Options When You Donate a Car for Tax Deduction Purposes
It’s hard to read the paper or listen to radio and not hear ads for charitable vehicle donation. But regardless of their claims, it takes some effort on your part to donate a car for tax deduction purposes and to benefit everyone involved also. Benefiting everyone is what is supposed to happen, but in practice, agents that handle car donations for charity (and buy those money making ads) can come out far better than everyone else in a vehicle donation transaction.
Getting your charity of choice the best deal when you donate a car for tax deduction purposes will also increase the amount you’re able to subtract from your own income when figuring your federal taxes. It is to your advantage to find a charity that can use your vehicle directly, rather than selling it off.

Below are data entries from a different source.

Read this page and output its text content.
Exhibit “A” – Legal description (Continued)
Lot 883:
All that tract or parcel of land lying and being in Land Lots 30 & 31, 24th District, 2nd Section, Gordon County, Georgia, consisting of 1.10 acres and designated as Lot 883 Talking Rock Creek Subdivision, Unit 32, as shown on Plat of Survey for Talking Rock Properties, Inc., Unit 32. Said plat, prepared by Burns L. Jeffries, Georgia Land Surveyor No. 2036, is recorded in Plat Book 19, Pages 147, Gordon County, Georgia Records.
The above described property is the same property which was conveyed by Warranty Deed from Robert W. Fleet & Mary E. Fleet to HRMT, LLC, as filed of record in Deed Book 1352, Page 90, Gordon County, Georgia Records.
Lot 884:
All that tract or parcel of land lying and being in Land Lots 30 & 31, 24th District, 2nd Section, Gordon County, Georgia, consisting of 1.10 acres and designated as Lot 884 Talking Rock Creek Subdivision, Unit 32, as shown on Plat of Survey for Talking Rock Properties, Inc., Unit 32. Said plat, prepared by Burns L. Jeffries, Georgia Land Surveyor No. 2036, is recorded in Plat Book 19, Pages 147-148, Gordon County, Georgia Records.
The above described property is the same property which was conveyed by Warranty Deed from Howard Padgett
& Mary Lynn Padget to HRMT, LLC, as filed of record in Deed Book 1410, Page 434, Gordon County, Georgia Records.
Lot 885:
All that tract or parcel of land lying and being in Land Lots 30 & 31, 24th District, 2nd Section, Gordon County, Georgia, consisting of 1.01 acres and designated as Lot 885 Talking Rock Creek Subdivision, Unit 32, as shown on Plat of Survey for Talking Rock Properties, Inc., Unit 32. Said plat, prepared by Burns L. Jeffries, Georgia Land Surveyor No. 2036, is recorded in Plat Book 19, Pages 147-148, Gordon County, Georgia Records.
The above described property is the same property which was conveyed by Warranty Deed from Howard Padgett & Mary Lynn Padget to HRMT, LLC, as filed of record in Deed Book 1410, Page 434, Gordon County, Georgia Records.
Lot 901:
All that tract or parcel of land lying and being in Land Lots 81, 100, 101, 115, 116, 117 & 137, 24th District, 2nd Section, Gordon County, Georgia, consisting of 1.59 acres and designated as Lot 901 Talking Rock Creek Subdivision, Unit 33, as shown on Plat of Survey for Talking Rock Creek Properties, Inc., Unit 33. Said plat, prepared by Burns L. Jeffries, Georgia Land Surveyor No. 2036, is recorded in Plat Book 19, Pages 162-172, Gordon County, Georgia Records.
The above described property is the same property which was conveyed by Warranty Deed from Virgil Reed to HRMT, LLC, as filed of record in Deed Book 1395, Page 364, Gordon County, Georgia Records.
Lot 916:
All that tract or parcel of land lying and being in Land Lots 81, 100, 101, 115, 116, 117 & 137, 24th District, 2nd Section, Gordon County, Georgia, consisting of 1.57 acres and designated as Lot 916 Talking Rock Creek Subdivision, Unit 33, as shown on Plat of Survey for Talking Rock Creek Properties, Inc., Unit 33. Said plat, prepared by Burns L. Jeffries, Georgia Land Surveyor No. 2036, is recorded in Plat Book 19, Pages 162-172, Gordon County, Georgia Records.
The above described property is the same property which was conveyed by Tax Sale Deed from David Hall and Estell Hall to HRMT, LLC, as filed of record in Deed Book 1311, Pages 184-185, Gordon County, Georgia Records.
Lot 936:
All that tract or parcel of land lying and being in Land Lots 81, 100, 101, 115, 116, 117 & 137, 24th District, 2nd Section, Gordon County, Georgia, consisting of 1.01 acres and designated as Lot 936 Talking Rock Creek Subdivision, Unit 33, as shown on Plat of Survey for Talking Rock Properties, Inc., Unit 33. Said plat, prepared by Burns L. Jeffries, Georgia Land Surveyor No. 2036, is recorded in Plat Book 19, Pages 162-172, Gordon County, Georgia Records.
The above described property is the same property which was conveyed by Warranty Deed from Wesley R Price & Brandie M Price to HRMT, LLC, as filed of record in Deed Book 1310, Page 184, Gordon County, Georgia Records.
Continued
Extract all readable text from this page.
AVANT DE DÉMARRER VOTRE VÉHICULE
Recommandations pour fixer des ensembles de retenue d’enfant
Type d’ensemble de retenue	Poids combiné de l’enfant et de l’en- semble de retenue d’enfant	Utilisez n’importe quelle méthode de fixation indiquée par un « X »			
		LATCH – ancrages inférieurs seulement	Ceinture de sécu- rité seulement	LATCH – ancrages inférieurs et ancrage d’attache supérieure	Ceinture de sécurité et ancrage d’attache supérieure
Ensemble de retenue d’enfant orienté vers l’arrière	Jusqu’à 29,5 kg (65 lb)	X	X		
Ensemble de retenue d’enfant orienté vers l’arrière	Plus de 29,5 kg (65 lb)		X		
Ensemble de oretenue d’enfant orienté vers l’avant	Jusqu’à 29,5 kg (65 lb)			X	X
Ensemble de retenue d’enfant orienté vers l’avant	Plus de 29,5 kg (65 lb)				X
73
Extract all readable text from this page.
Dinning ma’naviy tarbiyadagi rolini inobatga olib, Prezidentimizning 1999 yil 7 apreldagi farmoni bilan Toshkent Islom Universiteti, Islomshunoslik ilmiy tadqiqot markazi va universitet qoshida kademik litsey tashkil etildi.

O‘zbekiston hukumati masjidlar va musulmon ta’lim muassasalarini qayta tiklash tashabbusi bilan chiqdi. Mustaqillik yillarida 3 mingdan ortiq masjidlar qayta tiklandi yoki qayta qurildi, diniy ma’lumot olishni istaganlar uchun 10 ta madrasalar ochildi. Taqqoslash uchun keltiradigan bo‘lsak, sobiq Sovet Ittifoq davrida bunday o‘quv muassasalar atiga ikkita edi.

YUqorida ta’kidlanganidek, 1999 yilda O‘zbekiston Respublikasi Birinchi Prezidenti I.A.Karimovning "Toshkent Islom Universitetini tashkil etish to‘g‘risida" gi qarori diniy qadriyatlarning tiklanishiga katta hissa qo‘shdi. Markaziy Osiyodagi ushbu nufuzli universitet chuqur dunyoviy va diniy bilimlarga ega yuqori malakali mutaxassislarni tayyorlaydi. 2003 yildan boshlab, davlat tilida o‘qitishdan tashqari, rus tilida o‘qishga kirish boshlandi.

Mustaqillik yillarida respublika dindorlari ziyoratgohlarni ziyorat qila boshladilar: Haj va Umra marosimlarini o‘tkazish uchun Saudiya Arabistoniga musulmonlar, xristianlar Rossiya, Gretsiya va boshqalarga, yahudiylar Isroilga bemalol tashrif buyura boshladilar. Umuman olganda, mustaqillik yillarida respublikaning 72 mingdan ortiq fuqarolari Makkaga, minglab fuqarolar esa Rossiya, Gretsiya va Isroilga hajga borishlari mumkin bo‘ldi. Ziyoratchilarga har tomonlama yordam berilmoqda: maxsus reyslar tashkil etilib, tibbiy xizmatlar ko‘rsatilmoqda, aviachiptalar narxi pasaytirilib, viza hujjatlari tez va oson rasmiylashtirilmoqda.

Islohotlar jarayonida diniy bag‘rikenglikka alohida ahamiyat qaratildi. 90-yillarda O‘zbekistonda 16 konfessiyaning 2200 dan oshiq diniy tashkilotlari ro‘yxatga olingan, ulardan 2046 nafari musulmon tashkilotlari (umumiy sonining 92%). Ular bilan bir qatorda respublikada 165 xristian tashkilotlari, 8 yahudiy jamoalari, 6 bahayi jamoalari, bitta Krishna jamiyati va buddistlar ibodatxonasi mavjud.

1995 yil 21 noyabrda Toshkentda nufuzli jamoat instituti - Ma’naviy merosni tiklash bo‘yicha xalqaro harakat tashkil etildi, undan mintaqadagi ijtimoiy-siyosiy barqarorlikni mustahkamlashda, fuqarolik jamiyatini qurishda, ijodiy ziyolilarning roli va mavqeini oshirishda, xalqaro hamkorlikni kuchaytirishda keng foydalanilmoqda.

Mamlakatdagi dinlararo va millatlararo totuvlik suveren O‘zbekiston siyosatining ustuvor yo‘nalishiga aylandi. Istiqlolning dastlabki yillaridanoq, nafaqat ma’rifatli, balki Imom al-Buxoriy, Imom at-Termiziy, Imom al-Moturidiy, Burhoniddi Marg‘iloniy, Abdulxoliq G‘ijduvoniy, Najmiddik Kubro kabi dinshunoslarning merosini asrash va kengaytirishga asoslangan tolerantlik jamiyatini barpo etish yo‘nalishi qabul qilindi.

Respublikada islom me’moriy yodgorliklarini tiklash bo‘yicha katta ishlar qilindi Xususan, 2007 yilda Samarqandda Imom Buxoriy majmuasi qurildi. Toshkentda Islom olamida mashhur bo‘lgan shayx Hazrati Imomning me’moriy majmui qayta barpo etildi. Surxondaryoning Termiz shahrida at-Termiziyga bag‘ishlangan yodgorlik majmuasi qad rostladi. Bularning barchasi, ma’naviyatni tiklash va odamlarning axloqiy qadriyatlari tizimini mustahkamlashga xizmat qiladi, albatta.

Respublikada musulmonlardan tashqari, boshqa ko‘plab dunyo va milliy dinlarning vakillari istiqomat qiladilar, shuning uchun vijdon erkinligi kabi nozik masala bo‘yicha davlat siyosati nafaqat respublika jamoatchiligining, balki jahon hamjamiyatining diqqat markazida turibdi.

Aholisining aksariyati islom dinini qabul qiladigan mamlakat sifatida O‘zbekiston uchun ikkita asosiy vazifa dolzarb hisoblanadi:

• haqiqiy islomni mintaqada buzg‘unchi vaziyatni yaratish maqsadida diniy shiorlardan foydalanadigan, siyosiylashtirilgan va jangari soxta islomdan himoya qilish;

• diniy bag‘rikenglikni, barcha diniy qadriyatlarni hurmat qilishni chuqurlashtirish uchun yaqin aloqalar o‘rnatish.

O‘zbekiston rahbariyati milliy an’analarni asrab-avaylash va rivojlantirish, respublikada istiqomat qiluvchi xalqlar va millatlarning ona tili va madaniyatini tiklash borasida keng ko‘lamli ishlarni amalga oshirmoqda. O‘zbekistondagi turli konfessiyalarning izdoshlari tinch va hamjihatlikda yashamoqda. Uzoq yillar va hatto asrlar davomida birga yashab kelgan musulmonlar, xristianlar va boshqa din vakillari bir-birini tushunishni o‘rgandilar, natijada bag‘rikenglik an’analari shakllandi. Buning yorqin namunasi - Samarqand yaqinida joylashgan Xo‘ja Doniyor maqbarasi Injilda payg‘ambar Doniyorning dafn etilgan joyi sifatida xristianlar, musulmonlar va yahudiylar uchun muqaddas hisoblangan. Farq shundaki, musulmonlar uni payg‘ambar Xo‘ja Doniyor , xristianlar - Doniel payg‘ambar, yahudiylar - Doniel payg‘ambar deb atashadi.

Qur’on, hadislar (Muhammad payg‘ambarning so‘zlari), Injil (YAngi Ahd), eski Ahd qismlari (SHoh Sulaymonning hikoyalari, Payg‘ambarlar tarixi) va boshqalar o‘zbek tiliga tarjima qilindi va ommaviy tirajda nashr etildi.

Even if they donate it to an individual or family in need, you are allowed to deduct the fair market value of your car, which is the price they would have paid if you’d sold it to them directly.
There was a loophole in the 1990’s and early 2000s that caused third-party, for-profit agents to skim as much as 70% from each vehicle transaction at auction, when vehicles were turned over for auction by charities. The reliance upon wholesale auctions was further complicated by the for-profit reliance of such companies upon economies of scale. Without volunteer labor at charities, it cost too much to take time finding a retail sale. So, a vast majority of cars donated for a tax deduction benefit were sent to the wholesale auction market.
This practice was noticed by the US General Accounting Office (GAO). This meant that there was a large discrepancy between the amounts claimed as “fair market value.” Nearly $700 million in discrepancies were noted in 2000, for instance. Since 2005, for those who’ve donate cars, tax deductions have been seriously limited and include additional filing requirements.
The fair market value continues to be the price at which you can expect to sell your car in a person-to-person transaction and without any pressure to complete the transaction on either end. Such a retail sale may be an order of magnitude higher than what would be paid at wholesale auction. In the case of a donated car, tax deductions may not even be worthwhile unless the return on your donation is increased by considering its ultimate fate.
You don’t want to see your $4,000 sedan that you have spent so much time using be sold for $50 at auction, tossed on the back of a truck and shipped to a far-off state for dismantling. Wouldn’t you prefer your car continued to live on with someone else? It’s hard to get rid of a car, but at least when you donate a car, tax deductions and the intangible good feeling of donating to someone less fortunate can ease your car-guilt.
Aside from being environmentally unfriendly when long haul transport is considered, there is the matter of a very small sale price. According to the new guidelines, when you donate a car, the tax deduction is limited to the amount it is sold for, if the car is sold during the first two years after you donate it to the charity. After you decide to donate a car, tax deduction considerations behoove you to do a little calling around and find a local non-profit organization that can actually use your car as part of it’s IRS-approved, charitable mission.
You will find that very few charities conduct their own car sales. However, educational operations often sell a well-refurbished vehicle at charity auctions. Such sales often command a price even higher than fair-market value, though you are limited by the extent of your donation rather than what they did to fix it up. Donated cars for tax deduction benefits are certainly not the most lucrative beak on one’s tax burden (credits are usually worth about 3 times as much), but they can be very useful. Get the most out of your vehicle donation and help some needy people as well.